In a previous work [7], the mean and standard deviation were estimated by arranging all the sample elements in ascending order and taking the best linear combination of them. We will use here the same principle to estimate the mean and standard deviation of certain populations from singly and doubly censored samples. Censored samples may be considered as truncated samples having a known number of unmeasured (missing) observations, i.e., those in which the total number of sample elements is known, but measurements on some of which are lacking. In life testing, fatigue testing, and in other tests of a destructive nature, we have $n$ items drawn at random from some population which when subjected to a test, fail in order of time. To save time and/or items, it is often required to stop the experiment (to censor the sample) after recording the first $r (<n)$ observations.
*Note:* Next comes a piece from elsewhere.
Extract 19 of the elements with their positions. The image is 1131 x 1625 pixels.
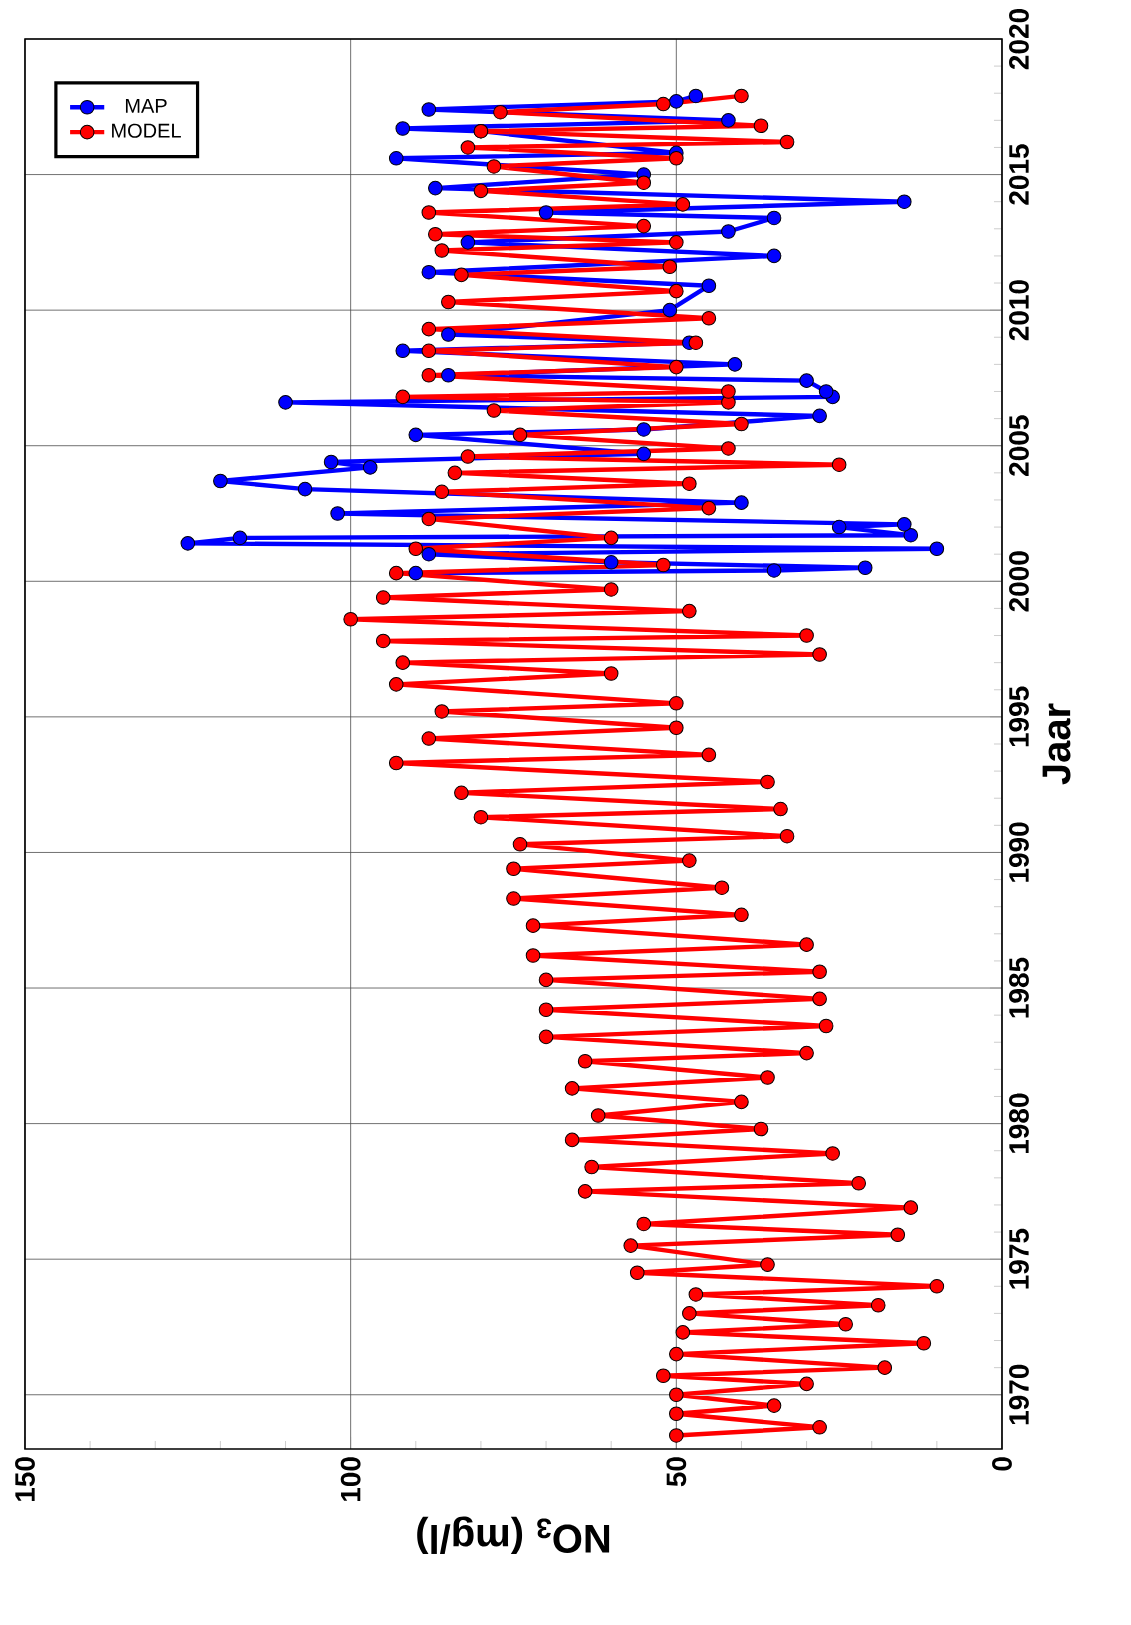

This is a censored sample from the right. Again, censored samples are found frequently in biological data where some of the observations in a sample are either below or above a limit in the measure used. The values beyond this limit are believed to form a continuation of the scale of measurement but are unmeasurable in the experiment [6]. For example, in experimental biology, $n$ samples from each animal are tested for antibodies after a certain period of time. Only $r$ of these samples contain measurable amounts while $(n - r)$ of the animals develop the antigen at a level too low for measurement by the prevailing technique. This is a censored sample from the left. In fact, the estimation of the mean and standard deviation based on the linear combination of all sample elements is a special case, and the general one is considered here. Censored samples were considered recently in the work of Ipsen [6], Walsh [8], Hald [4], Gupta [3], Cohen [1], Halperin [5], and Epstein et al [2].